The announcement about Allied Spirit comes as the Army finalizes a plan to return to collective training. Senior Army leaders have said they are putting in place several measures across the force, including creating “safety bubbles” to protect soldiers and increasing screening and testing.

“We’re looking at the long game. We’re not waiting for COVID-19 to go away,” Army Chief of Staff Gen. James McConville said during a recent press briefing. “We’re putting the right procedures in place so we can protect the force while we train in a COVID-19 environment.” 

The world is going to “live in this COVID-19 environment for a while,” McConville said, so the Army must be proactive. “We can’t telecommute to combat,” he said.

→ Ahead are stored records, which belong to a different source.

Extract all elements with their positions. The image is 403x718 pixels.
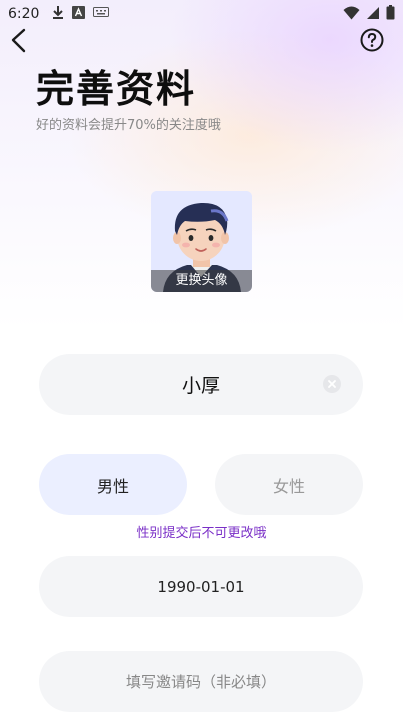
- birthday-field[interactable]: 1990-01-01: [39, 556, 363, 617]
- download-icon: [53, 6, 63, 19]
- wifi-icon: [343, 6, 360, 19]
- status-right-icons: [343, 5, 395, 20]
- avatar-picker[interactable]: 更换头像: [151, 191, 252, 292]
- status-time: 6:20: [8, 6, 40, 22]
- signal-icon: [367, 6, 379, 19]
- clear-nickname-button[interactable]: [323, 375, 341, 393]
- gender-male-label: 男性: [96, 476, 129, 496]
- page-subtitle: 好的资料会提升70%的关注度哦: [36, 118, 221, 133]
- invite-code-placeholder: 填写邀请码（非必填）: [125, 673, 276, 691]
- back-button[interactable]: [8, 27, 32, 55]
- birthday-value: 1990-01-01: [157, 577, 245, 596]
- chevron-left-icon: [11, 28, 26, 53]
- keyboard-icon: [93, 7, 109, 17]
- close-icon: [328, 380, 336, 388]
- nickname-field[interactable]: 小厚: [39, 354, 363, 415]
- invite-code-field[interactable]: 填写邀请码（非必填）: [39, 651, 363, 712]
- gender-male-button[interactable]: 男性: [39, 454, 187, 515]
- help-button[interactable]: [360, 28, 384, 52]
- status-bar: 6:20: [0, 0, 403, 28]
- gender-note: 性别提交后不可更改哦: [136, 526, 267, 541]
- a-icon: [72, 5, 85, 19]
- change-avatar-label: 更换头像: [151, 270, 252, 292]
- gender-female-button[interactable]: 女性: [215, 454, 363, 515]
- gender-female-label: 女性: [272, 476, 305, 496]
- help-icon: [360, 28, 384, 52]
- battery-icon: [386, 5, 395, 20]
- page-title: 完善资料: [36, 67, 197, 111]
- status-left-icons: [52, 5, 109, 19]
- nickname-value: 小厚: [181, 375, 220, 397]
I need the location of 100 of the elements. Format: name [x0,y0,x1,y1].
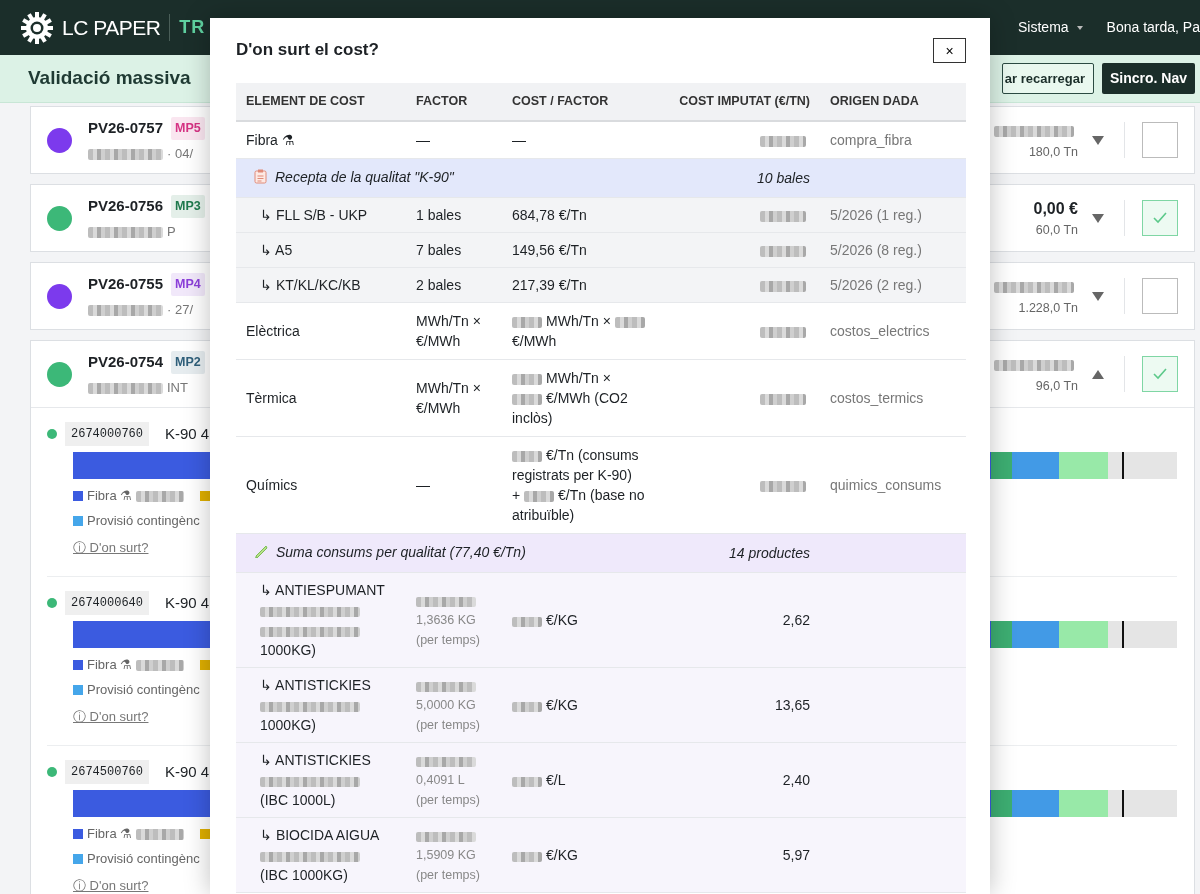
status-dot [47,598,57,608]
caret-down-icon[interactable] [1092,135,1104,145]
legend-swatch [200,491,211,501]
cell-text: 5,0000 KG [416,698,476,713]
blurred-text [760,211,806,223]
sync-button[interactable]: Sincro. Nav [1101,63,1195,94]
table-cell: Fibra ⚗ [236,120,406,159]
reload-button[interactable]: ar recarregar [1001,63,1094,94]
cell-text: (per temps) [416,718,480,733]
cell-text: 0,4091 L [416,773,465,788]
table-cell: 5,97 [658,817,820,893]
caret-down-icon[interactable] [1092,291,1104,301]
checkbox[interactable] [1141,278,1178,314]
nav-menu-item[interactable]: Sistema [1018,17,1069,38]
table-cell: MWh/Tn × €/MWh [406,302,502,360]
blurred-text [614,317,645,329]
greeting-text: Bona tarda, Pa [1106,18,1200,37]
cell-text: ↳ ANTIESPUMANT [260,582,385,599]
tag: MP5 [171,116,205,140]
blurred-text [760,481,806,493]
gear-logo-icon [20,10,54,45]
cell-text: 1000KG) [260,717,317,734]
cell-text: 1,3636 KG [416,613,476,628]
table-cell: — [406,436,502,534]
cell-text: €/MWh (CO2 [546,390,628,407]
order-tonnage: 180,0 Tn [1027,143,1078,161]
table-cell: 684,78 €/Tn [502,197,658,233]
order-amount: 0,00 € [1033,199,1078,217]
order-subtitle: INT [167,379,188,395]
order-subtitle: P [167,223,176,239]
table-cell: 217,39 €/Tn [502,267,658,303]
cost-origin-link[interactable]: ⓘ D'on surt? [73,540,149,555]
section-title: TR [169,14,206,41]
table-cell: Elèctrica [236,302,406,360]
table-cell: 2 bales [406,267,502,303]
product-code: 2674000640 [65,591,149,615]
product-code: 2674500760 [65,760,149,784]
blurred-text [416,681,476,692]
order-subtitle: · 04/ [167,145,193,161]
product-name: K-90 4 [165,592,210,613]
table-cell: costos_termics [820,359,966,437]
table-cell: ↳ KT/KL/KC/KB [236,267,406,303]
blurred-text [512,451,542,463]
column-header: COST / FACTOR [502,83,658,121]
order-tonnage: 96,0 Tn [1034,377,1078,395]
cell-text: 1,5909 KG [416,848,476,863]
cell-text: inclòs) [512,410,553,427]
table-cell: MWh/Tn × €/MWh [406,359,502,437]
blurred-text [136,828,185,840]
table-cell: 5/2026 (2 reg.) [820,267,966,303]
order-subtitle: · 27/ [167,301,193,317]
checkbox[interactable] [1141,122,1178,158]
cell-text: atribuïble) [512,507,575,524]
blurred-text [512,701,542,712]
order-tonnage: 1.228,0 Tn [1017,299,1078,317]
blurred-text [416,756,476,767]
table-cell: ↳ A5 [236,232,406,268]
blurred-text [760,327,806,339]
caret-down-icon[interactable] [1092,213,1104,223]
table-cell: 13,65 [658,667,820,743]
legend-swatch [73,516,83,526]
cell-text: €/KG [546,612,578,629]
cost-origin-link[interactable]: ⓘ D'on surt? [73,709,149,724]
table-cell: Químics [236,436,406,534]
table-cell: — [406,120,502,159]
legend-swatch [73,685,83,695]
table-cell: 7 bales [406,232,502,268]
cell-text: ↳ ANTISTICKIES [260,752,371,769]
table-cell: compra_fibra [820,120,966,159]
group-count: 10 bales [658,158,820,198]
close-button[interactable]: × [933,38,966,63]
blurred-text [512,394,542,406]
cell-text: MWh/Tn × [546,313,611,330]
table-cell: costos_electrics [820,302,966,360]
legend-swatch [200,829,211,839]
cost-origin-link[interactable]: ⓘ D'on surt? [73,878,149,893]
legend-label: Provisió contingènc [87,682,200,698]
cell-text: (per temps) [416,868,480,883]
legend-label: Provisió contingènc [87,513,200,529]
cell-text: (IBC 1000L) [260,792,336,809]
modal-title: D'on surt el cost? [236,40,379,61]
table-cell: 2,40 [658,742,820,818]
cell-text: 1000KG) [260,642,317,659]
legend-swatch [73,491,83,501]
order-id: PV26-0757 [88,118,164,138]
table-cell: 149,56 €/Tn [502,232,658,268]
legend-swatch [200,660,211,670]
cell-text: €/Tn (consums [546,447,639,464]
legend-label: Provisió contingènc [87,851,200,867]
test-tube-icon [254,545,268,560]
product-name: K-90 4 [165,423,210,444]
checkbox[interactable] [1141,200,1178,236]
product-code: 2674000760 [65,422,149,446]
checkbox[interactable] [1141,356,1178,392]
table-cell: — [502,120,658,159]
order-tonnage: 60,0 Tn [1034,221,1078,239]
blurred-text [416,831,476,842]
order-id: PV26-0756 [88,196,164,216]
caret-up-icon[interactable] [1092,369,1104,379]
cell-text: ↳ BIOCIDA AIGUA [260,827,380,844]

The Army announced in March that it was halting troop movement from the U.S. to Europe for Defender-Europe because of the pandemic. However, the Army was still able to practice some key deployment and redeployment activities, including loading aircraft and ships with thousands of pieces of equipment and drawing equipment from the Army’s pre-positioned stocks, officials have said.

Army Europe is now planning additional exercises over the coming months, and the events will focus on many of the training objectives originally outlined for Defender-Europe, officials said.

This includes exercising with the equipment that was already drawn from pre-positioned stocks in Europe and conducting airborne operations in the Balkans and Black Sea region.